TypeScript: function overload doesn't work with generics

Question

I am trying to get function overloads working with a function that takes a generic type param.

Originally I have a function foo

interface Props<T, S> {
  fn?: (response: S) => T[];
  enable?: boolean;
}

type Result = {
  irrelevant?: any;
};

function foo<T, S>(props: Props<T, S>): Result {
  
}

I omit the implementation details of this function because it is not relevant to this question.

Now I want this function to return two different types according to whether enable in Props is true or false / undefined

The idea is that, if the param the user gives to the function has enable: true in it, then the returned value from foo should have a property called update , and the user can safely descructure that from the returned value.

My attempt for that is to use function overload,

export interface Updater {
  updater: () => void;
}

export type Result = {
  irrelevant?: any;
};

export type CombinedResult = Result & Updater;

export function foo<T, S, U extends Props<T, S>>(
  props: U
): U extends { enable: true } ? CombinedResult : Result;

export function foo<T, S>(props: Props<T, S>): CombinedResult | Result {
  if (props.enable === true) {
    return {
      updater: () => {
        console.log("updater!");
      }
    };
  }

  return {};
}

Now the problem is, with this function overload, foo will ask for a third generic argument U in addition to T and S . So I will have this error

Expected 3 type arguments, but got 2.ts(2558)

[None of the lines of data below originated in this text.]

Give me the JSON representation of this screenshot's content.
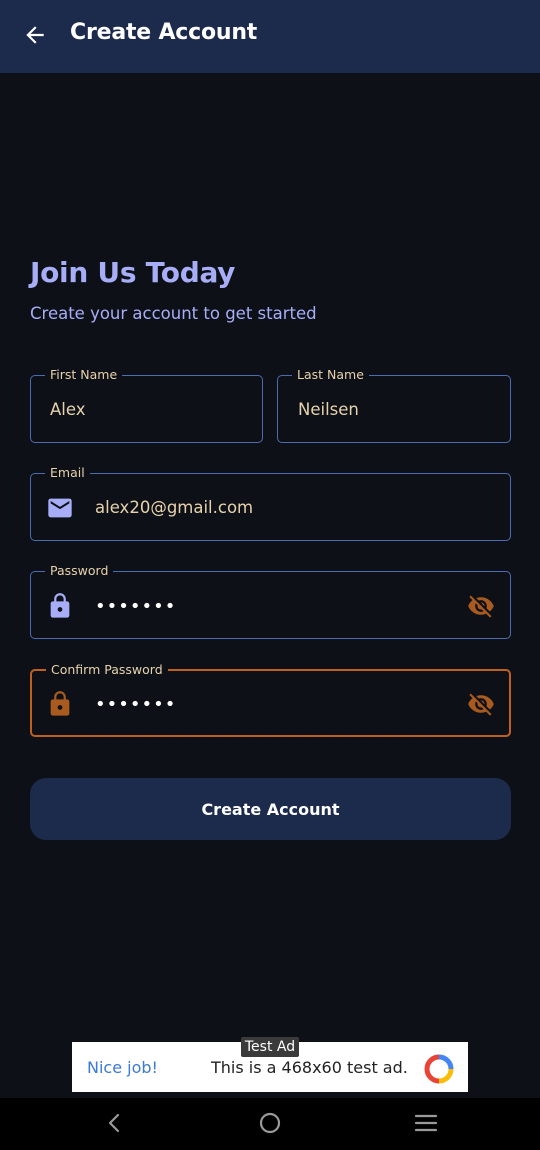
{
  "appbar": {
    "title": "Create Account"
  },
  "intro": {
    "heading": "Join Us Today",
    "subheading": "Create your account to get started"
  },
  "form": {
    "first_name": {
      "label": "First Name",
      "value": "Alex"
    },
    "last_name": {
      "label": "Last Name",
      "value": "Neilsen"
    },
    "email": {
      "label": "Email",
      "value": "alex20@gmail.com",
      "icon": "mail-icon"
    },
    "password": {
      "label": "Password",
      "value": "•••••••",
      "icon": "lock-icon",
      "toggle_icon": "eye-off-icon"
    },
    "confirm_password": {
      "label": "Confirm Password",
      "value": "•••••••",
      "icon": "lock-icon",
      "toggle_icon": "eye-off-icon"
    },
    "submit_label": "Create Account"
  },
  "ad": {
    "tag": "Test Ad",
    "headline": "Nice job!",
    "body": "This is a 468x60 test ad."
  },
  "colors": {
    "appbar": "#1c2a4b",
    "background": "#0d1117",
    "accent": "#a7aef7",
    "field_border": "#4c6bb0",
    "error": "#c0601f",
    "text": "#e7d2ad"
  }
}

const { updater } = foo<string, string[]>({ // 🚨 Expected 3 type arguments, but got 2.ts(2558)
  fn: (strings) => strings, 
  enable: true
});

Here is a live demo you can play with https://codesandbox.io/s/overload-with-generics-gbsok?file=/src/index.ts

Also please feel free to suggestion any other approach that you think can achieve the goal here

Answer 1

I didn't found a way to fix this design, mainly because of this third type argument. Adding type arguments to achieve such goals is usually pain in the neck, because typescript accepts either no type arguments at all, or all of them. Making typescript infer everything correctly is very hard, so there will be cases where you will want to specify type parameters yourself, but then you will have to write the third one manually which is very annoying.

So another solution would be to create 2 prop types like this:

// Creating this type to prevent repeating code
interface CommonProps<T, S> {
  fn?: (response: S) => T[];
}
interface DisabledProps<T, S> extends CommonProps<T, S> {
  enabled?: false
}
interface EnabledProps<T, S> extends CommonProps<T, S> {
  enabled: true
}
export type Props<T, S> = DisabledProps<T, S> | EnabledProps<T, S>

Now create overloads for disabled and enabled types separately:

export function foo<T, S>(props: EnabledProps<T, S>): CombinedResult;
export function foo<T, S>(props: DisabledProps<T, S>): Result;
export function foo<T, S>(props: Props<T, S>): CombinedResult | Result {
  // ...
}

This should work